When a cell is placed in a solution with a lower water potential, meaning water moves out of the cell via osmosis, causing the cell to shrink.

Question 20

What is a cell in hypotonic solution?

Answer 20

When a cell is placed in a solution with a higher water potential, meaning water moves into the cell via osmosis, causing the cell to swell.

Question 21

What are the factors affecting the rate of osmosis?

Answer 21

• Water potential gradient.
• Thickness of surface.
• Surface area.

Question 22

How can you investigate water potential?

Answer 22

• Make serial dilutions.
• Measure the change in mass.
• Produce a calibration curve.

Question 23

How do you use a calibration curve?

Answer 23

1) Find the point where the calibration curve crosses the x axis.
2) Find the concentration of sucrose solution at this point.
3) Look up the water potential for that concentration of sucrose solution in an external source.

Question 24

What is the calculation used to work out how to make a solution with a specific concentration?

Answer 24

(Example: How would I make a 20cm³ solution of 0.5M from 1M?)

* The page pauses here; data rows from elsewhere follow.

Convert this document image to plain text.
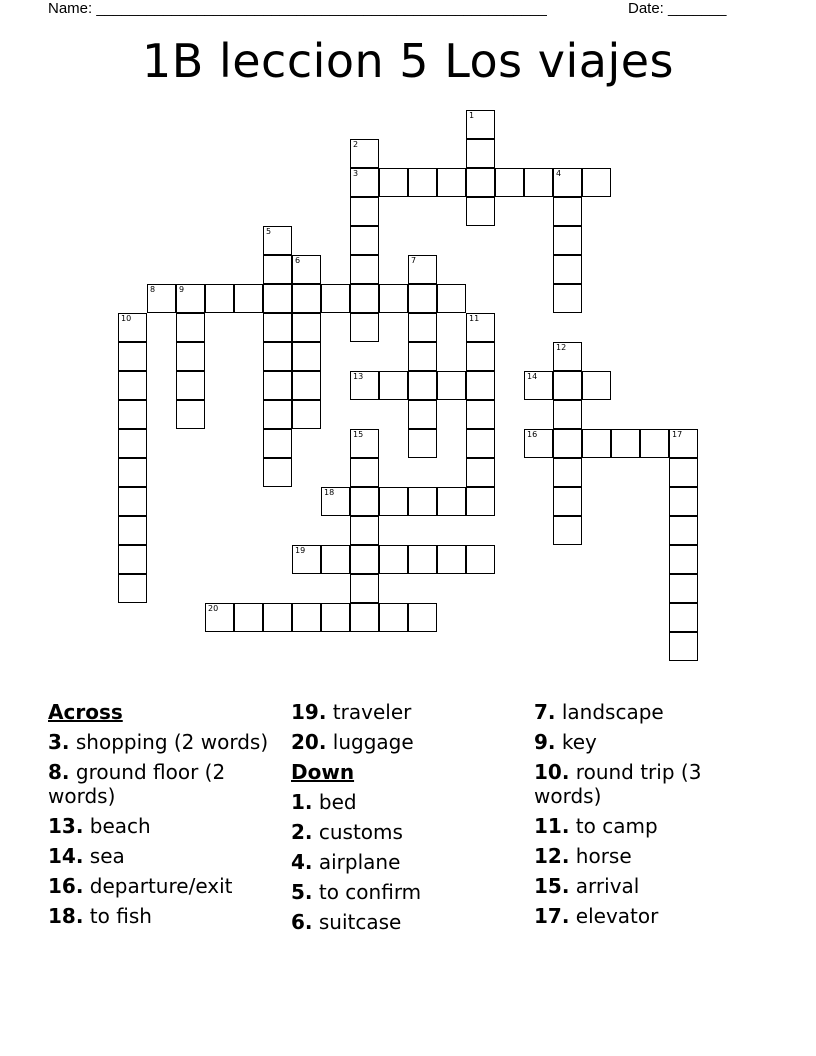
Name: ______________________________________________________	Date: _______
1B leccion 5 Los viajes
1
2
3	4
5
6	7
8	9
10	11
12
13	14
15	16	17
18
19
20
Across
3. shopping (2 words)
8. ground floor (2 words)
13. beach
14. sea
16. departure/exit
18. to fish
19. traveler
20. luggage
Down
1. bed
2. customs
4. airplane
5. to confirm
6. suitcase
7. landscape
9. key
10. round trip (3 words)
11. to camp
12. horse
15. arrival
17. elevator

1) Work out the dilution factor:
Divide concentration of known solution by the concentration of the solution you want to make.
(1M / 0.5M)

2) Find the volume of the solution needed:
Divide the overall volume you want by the dilution factor.
(20cm³ / 2 = 10cm³)

3) Find the volume of distilled water needed:
Minus the volume of solution needed from the overall volume you want.
(20cm³ - 10cm³ = 10cm³)

4) Write a conclusion stating how much solution and distilled water you need:
(Therefore, you would need 10cm³ of solution and 10cm³ of distilled water)

Question 25

How do carrier proteins enable active transport to work?

Answer 25

1) A molecule attaches to the carrier protein.
2) Hydrolysis splits ATP into ADP + P, releasing energy at the same time.
3) This allows the protein to change shape.
4) This releases the molecule on the opposite side of the membrane.

Question 26

How do co-transporters enable active transport to work?

Answer 26

1) Two molecules bind to the co-transporter at the same time.
2) One of the molecules moves down it’s concentration gradient and the co-transporter changes shape.
3) This allows the other molecule to move through the co-transporter against its concentration gradient.

Question 27

What is active transport?

Answer 27

An active process where there is a net movement of molecules from an area of lower concentration to an area of higher concentration, up its concentration gradient, through carrier proteins / co-transporters using ATP.

Question 28

How is glucose absorbed?

Answer 28

1) Sodium ions are actively transported out of the epithelial cell’s of the ileum into the blood, by a sodium-potassium pump.
2) This produces a concentration gradient, causing sodium ions to diffuse back into the epithelial cells of the ileum, down their concentration gradient via sodium-glucose co-transporters.
3) The co-transporter also carries glucose into the cell with the sodium, causing the concentration of the glucose in the cell to increase.
4) Glucose diffuses out of the cell, into the blood, down it’s concentration gradient through a protein channel via facilitated diffusion.